First Memoir by Anne Frank’s Childhood Friend, Fellow Inmate at Bergen-Belsen Set for Release
by Shiryn Ghermezian
Rider, a publishing imprint of Ebury Publishing, will release next year a memoir by Holocaust survivor Hannah Pick-Goslar about her childhood friendship with diarist and Holocaust victim Anne Frank, The Bookseller reported on Tuesday.
“My Friend, Anne Frank,” ghostwritten by journalist Dina Kraft, will be published in hardback and e-book on May 16, 2023. Ebury publisher Andrew Goodfellow acquired world rights for the memoir from the author herself.
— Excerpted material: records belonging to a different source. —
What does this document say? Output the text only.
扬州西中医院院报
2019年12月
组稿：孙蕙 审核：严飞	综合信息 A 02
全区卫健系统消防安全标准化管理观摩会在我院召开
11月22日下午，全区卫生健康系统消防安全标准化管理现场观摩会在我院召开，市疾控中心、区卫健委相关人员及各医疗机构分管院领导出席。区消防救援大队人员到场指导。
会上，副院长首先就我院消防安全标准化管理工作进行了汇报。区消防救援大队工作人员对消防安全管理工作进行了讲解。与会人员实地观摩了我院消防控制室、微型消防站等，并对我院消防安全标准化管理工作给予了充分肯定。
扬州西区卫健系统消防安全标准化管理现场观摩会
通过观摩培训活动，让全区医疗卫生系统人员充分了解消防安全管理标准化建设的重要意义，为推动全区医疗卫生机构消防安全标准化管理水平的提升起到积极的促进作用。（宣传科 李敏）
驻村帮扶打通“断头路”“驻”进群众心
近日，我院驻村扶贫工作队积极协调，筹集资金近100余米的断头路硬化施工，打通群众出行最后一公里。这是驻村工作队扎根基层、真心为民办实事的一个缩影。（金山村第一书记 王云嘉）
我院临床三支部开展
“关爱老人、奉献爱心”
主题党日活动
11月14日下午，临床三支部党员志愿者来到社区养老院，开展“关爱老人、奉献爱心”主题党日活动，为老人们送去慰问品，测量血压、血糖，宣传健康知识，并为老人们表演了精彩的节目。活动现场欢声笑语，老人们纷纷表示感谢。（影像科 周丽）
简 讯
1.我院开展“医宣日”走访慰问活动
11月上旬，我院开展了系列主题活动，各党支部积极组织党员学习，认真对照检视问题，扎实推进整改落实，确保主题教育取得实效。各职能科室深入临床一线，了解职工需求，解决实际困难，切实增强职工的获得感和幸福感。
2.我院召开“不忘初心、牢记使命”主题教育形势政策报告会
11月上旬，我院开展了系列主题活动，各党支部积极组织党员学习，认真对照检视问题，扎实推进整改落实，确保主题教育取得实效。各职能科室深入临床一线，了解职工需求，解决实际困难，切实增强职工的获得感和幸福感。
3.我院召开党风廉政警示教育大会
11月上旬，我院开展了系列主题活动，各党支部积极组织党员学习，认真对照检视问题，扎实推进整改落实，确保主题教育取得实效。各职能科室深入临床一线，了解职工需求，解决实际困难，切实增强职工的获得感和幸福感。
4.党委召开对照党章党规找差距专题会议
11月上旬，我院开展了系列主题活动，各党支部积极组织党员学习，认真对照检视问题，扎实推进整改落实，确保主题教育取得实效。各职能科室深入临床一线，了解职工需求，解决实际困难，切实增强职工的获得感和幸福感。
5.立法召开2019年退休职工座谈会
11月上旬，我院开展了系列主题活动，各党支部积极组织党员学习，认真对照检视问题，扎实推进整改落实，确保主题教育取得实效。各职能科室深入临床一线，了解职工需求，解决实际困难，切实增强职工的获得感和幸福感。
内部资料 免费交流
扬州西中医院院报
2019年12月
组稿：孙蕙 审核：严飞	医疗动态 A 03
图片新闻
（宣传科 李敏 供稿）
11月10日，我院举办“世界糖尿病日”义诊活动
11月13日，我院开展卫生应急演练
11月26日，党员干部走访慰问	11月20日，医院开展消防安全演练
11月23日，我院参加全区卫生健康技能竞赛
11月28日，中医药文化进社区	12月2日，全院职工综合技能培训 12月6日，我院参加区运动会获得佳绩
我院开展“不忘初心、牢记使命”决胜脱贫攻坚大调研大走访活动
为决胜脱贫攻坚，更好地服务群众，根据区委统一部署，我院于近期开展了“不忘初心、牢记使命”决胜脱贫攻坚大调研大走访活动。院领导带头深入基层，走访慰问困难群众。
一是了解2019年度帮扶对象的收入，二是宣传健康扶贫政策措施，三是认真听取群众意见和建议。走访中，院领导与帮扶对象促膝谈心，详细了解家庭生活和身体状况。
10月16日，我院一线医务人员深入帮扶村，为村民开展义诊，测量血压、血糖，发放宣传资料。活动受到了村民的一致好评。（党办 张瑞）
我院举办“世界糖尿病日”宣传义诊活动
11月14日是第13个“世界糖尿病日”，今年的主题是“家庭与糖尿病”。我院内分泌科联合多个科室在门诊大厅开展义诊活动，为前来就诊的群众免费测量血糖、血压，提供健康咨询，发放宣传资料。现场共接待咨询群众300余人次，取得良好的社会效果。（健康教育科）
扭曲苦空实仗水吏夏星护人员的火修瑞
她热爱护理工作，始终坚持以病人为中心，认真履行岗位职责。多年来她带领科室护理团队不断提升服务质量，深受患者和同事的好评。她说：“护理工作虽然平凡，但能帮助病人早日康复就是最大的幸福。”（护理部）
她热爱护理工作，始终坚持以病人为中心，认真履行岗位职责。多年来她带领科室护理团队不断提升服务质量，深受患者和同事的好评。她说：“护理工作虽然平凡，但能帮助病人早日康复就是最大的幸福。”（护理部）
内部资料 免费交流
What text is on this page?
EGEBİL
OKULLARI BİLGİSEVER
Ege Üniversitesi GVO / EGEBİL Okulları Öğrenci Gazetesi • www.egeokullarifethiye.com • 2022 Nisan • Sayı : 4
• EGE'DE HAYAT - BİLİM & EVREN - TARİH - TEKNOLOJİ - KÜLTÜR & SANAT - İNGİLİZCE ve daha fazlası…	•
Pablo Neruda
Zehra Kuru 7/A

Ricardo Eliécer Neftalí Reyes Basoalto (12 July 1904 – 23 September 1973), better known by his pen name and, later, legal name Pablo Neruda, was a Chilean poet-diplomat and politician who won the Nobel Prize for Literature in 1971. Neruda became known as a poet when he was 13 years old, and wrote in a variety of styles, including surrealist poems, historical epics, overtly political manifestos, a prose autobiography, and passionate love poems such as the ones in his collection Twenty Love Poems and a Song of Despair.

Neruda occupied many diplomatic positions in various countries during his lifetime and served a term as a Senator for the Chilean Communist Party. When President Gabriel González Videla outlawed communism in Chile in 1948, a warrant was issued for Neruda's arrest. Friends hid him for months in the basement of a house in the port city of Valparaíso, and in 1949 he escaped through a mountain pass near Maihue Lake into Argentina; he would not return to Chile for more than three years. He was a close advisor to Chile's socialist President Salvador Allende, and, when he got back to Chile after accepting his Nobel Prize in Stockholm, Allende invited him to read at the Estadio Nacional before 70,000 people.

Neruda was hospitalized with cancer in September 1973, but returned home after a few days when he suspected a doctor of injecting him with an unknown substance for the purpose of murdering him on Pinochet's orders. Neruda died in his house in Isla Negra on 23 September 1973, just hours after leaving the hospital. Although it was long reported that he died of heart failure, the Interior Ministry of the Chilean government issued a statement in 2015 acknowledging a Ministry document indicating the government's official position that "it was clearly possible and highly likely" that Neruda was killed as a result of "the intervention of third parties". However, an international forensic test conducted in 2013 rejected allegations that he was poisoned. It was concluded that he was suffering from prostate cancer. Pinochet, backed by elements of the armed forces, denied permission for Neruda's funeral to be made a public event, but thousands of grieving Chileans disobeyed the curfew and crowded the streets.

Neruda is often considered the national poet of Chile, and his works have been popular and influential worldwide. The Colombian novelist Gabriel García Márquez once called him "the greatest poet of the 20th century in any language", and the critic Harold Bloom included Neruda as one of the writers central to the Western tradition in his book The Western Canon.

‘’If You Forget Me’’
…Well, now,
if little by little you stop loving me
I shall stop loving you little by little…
“I vividly remember feeling bereft after finishing reading Anne Frank’s diary when I was a girl,” Kraft said. “The loss felt real, as if I had lost a friend. And now I have the privilege of helping tell the story of Hannah, one of Anne’s closest friends, which is, in part, the story Anne did not survive to tell.”
The memoir will share details about Pick-Goslar’s life during the Nazi occupation of Europe, the Frank family’s disappearance from Amsterdam, and Pick-Goslar’s deportation to the Bergen-Belsen concentration camp, where she was united with Frank. The author also describes how she risked her life at the concentration camp to throw food and clothes over a barbed-wire fence to Frank.
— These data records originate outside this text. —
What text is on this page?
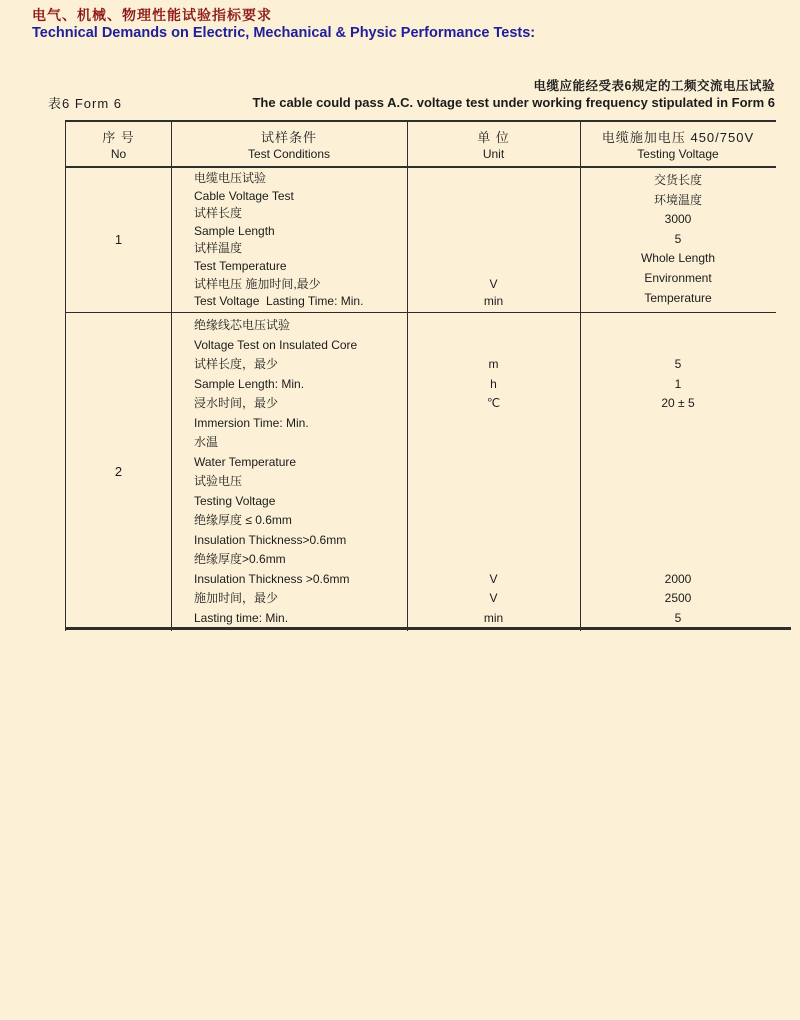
电气、机械、物理性能试验指标要求
Technical Demands on Electric, Mechanical & Physic Performance Tests:
电缆应能经受表6规定的工频交流电压试验
The cable could pass A.C. voltage test under working frequency stipulated in Form 6
表6 Form 6
序 号
No
试样条件
Test Conditions
单 位
Unit
电缆施加电压 450/750V
Testing Voltage
1
电缆电压试验
Cable Voltage Test
试样长度
Sample Length
试样温度
Test Temperature
试样电压 施加时间,最少
Test Voltage  Lasting Time: Min.

V
min
交货长度
环境温度
3000
5
Whole Length
Environment
Temperature
2
绝缘线芯电压试验
Voltage Test on Insulated Core
试样长度，最少
Sample Length: Min.
浸水时间，最少
Immersion Time: Min.
水温
Water Temperature
试验电压
Testing Voltage
绝缘厚度 ≤ 0.6mm
Insulation Thickness>0.6mm
绝缘厚度>0.6mm
Insulation Thickness >0.6mm
施加时间，最少
Lasting time: Min.

m
h
℃

V
V
min

5
1
20 ± 5

2000
2500
5
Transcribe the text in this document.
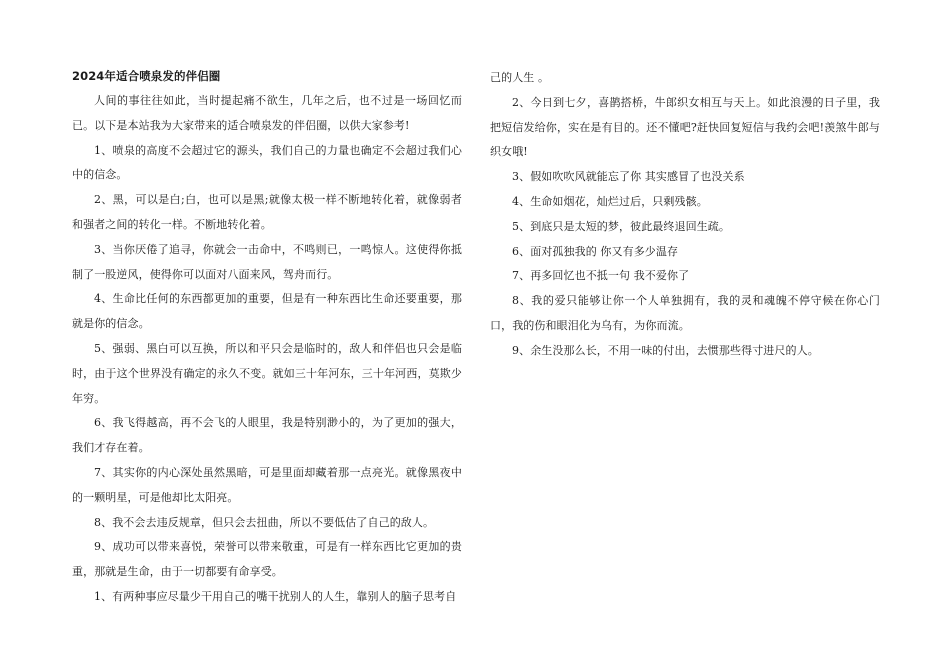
2024年适合喷泉发的伴侣圈

人间的事往往如此，当时提起痛不欲生，几年之后，也不过是一场回忆而已。以下是本站我为大家带来的适合喷泉发的伴侣圈，以供大家参考!

1、喷泉的高度不会超过它的源头，我们自己的力量也确定不会超过我们心中的信念。

2、黑，可以是白;白，也可以是黑;就像太极一样不断地转化着，就像弱者和强者之间的转化一样。不断地转化着。

3、当你厌倦了追寻，你就会一击命中，不鸣则已，一鸣惊人。这使得你抵制了一股逆风，使得你可以面对八面来风，驾舟而行。

4、生命比任何的东西都更加的重要，但是有一种东西比生命还要重要，那就是你的信念。

5、强弱、黑白可以互换，所以和平只会是临时的，敌人和伴侣也只会是临时，由于这个世界没有确定的永久不变。就如三十年河东，三十年河西，莫欺少年穷。

6、我飞得越高，再不会飞的人眼里，我是特别渺小的，为了更加的强大，我们才存在着。

7、其实你的内心深处虽然黑暗，可是里面却藏着那一点亮光。就像黑夜中的一颗明星，可是他却比太阳亮。

8、我不会去违反规章，但只会去扭曲，所以不要低估了自己的敌人。

9、成功可以带来喜悦，荣誉可以带来敬重，可是有一样东西比它更加的贵重，那就是生命，由于一切都要有命享受。

1、有两种事应尽量少干用自己的嘴干扰别人的人生，靠别人的脑子思考自

己的人生 。

2、今日到七夕，喜鹊搭桥，牛郎织女相互与天上。如此浪漫的日子里，我把短信发给你，实在是有目的。还不懂吧?赶快回复短信与我约会吧!羡煞牛郎与织女哦!

3、假如吹吹风就能忘了你 其实感冒了也没关系

4、生命如烟花，灿烂过后，只剩残骸。

5、到底只是太短的梦，彼此最终退回生疏。

6、面对孤独我的 你又有多少温存

7、再多回忆也不抵一句 我不爱你了

8、我的爱只能够让你一个人单独拥有，我的灵和魂魄不停守候在你心门口，我的伤和眼泪化为乌有，为你而流。

9、余生没那么长，不用一味的付出，去惯那些得寸进尺的人。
“At a time when the world is taking a dark turn and we see millions of innocent people on the move and under attack, alongside a rise of antisemitic hate crimes and Holocaust denial, I feel my personal story takes on new urgency,” said Pick-Goslar. “As a girl I witnessed the world I loved crumble and vanish, destroyed by senseless hatred, and with it, my best friend Anne Frank.
She added, “Anne was able to tell part of her story. I hope my memoir will help illuminate what she, and so many other children like us, endured at the hands of the Nazis, only because we were Jewish. And for those of us who were lucky enough to have survived, I hope my story will shed light on how we rebuilt our lives.”
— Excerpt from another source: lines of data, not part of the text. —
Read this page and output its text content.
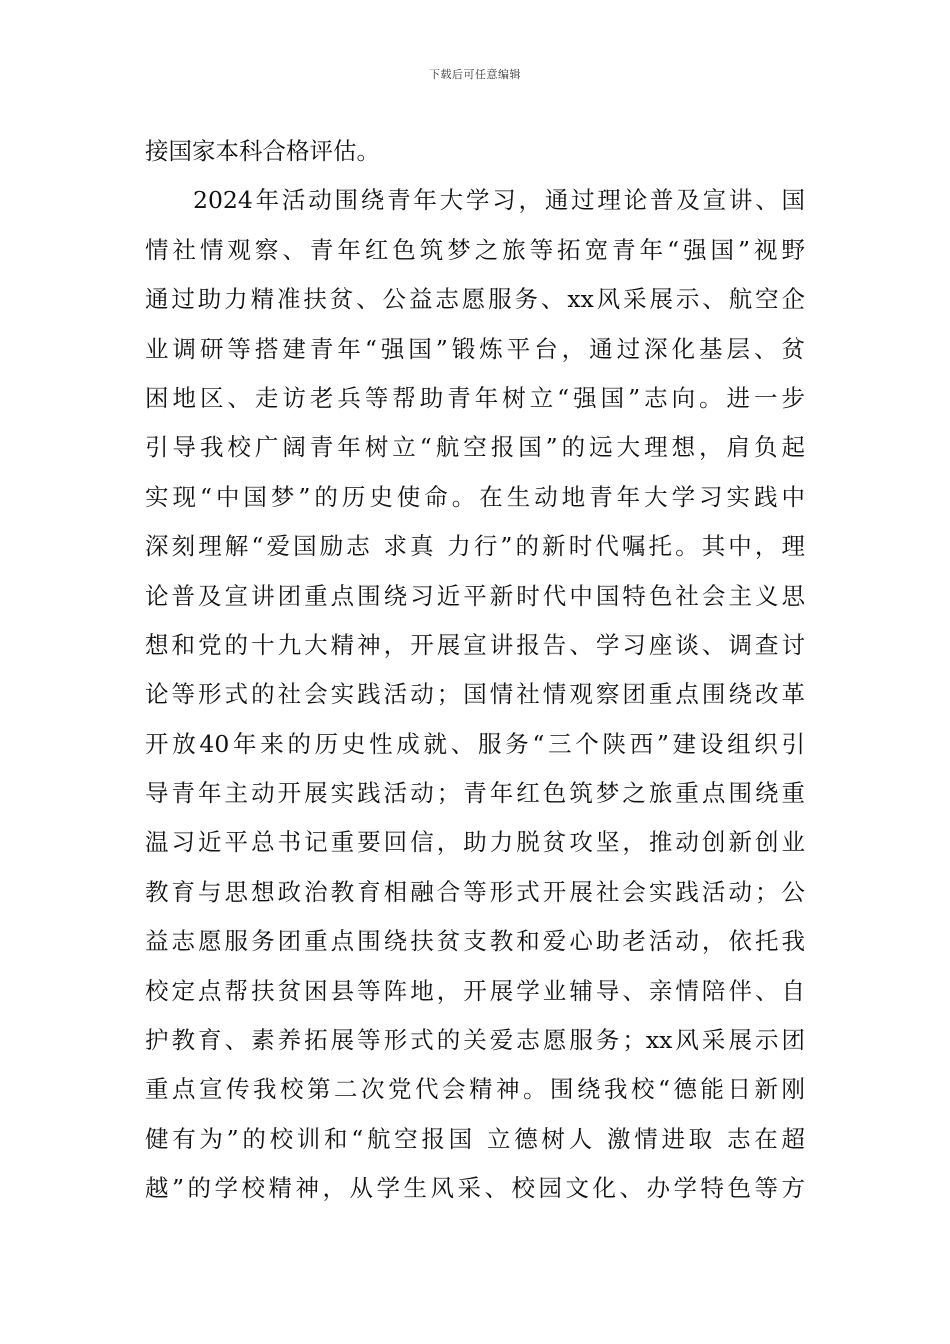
下载后可任意编辑
接国家本科合格评估。
2024年活动围绕青年大学习，通过理论普及宣讲、国
情社情观察、青年红色筑梦之旅等拓宽青年“强国”视野
通过助力精准扶贫、公益志愿服务、xx风采展示、航空企
业调研等搭建青年“强国”锻炼平台，通过深化基层、贫
困地区、走访老兵等帮助青年树立“强国”志向。进一步
引导我校广阔青年树立“航空报国”的远大理想，肩负起
实现“中国梦”的历史使命。在生动地青年大学习实践中
深刻理解“爱国励志 求真 力行”的新时代嘱托。其中，理
论普及宣讲团重点围绕习近平新时代中国特色社会主义思
想和党的十九大精神，开展宣讲报告、学习座谈、调查讨
论等形式的社会实践活动；国情社情观察团重点围绕改革
开放40年来的历史性成就、服务“三个陕西”建设组织引
导青年主动开展实践活动；青年红色筑梦之旅重点围绕重
温习近平总书记重要回信，助力脱贫攻坚，推动创新创业
教育与思想政治教育相融合等形式开展社会实践活动；公
益志愿服务团重点围绕扶贫支教和爱心助老活动，依托我
校定点帮扶贫困县等阵地，开展学业辅导、亲情陪伴、自
护教育、素养拓展等形式的关爱志愿服务；xx风采展示团
重点宣传我校第二次党代会精神。围绕我校“德能日新刚
健有为”的校训和“航空报国 立德树人 激情进取 志在超
越”的学校精神，从学生风采、校园文化、办学特色等方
Pick-Goslar previously shared her experiences in the Holocaust with author Alison Leslie Gold, who published “Hannah Goslar Remembers” in 1998. But, Goodfellow noted, “Hannah’s own history and the light it sheds on Anne Frank’s story has never been fully shared before.”
Kraft explained that the memoir “will tell of the dehumanization and terror of life in a concentration camp and where Hannah, her parents now dead, found the strength to keep herself and her little sister alive and then, at 15 years old, after bearing witness to the unimaginable, to forge an entirely new life.”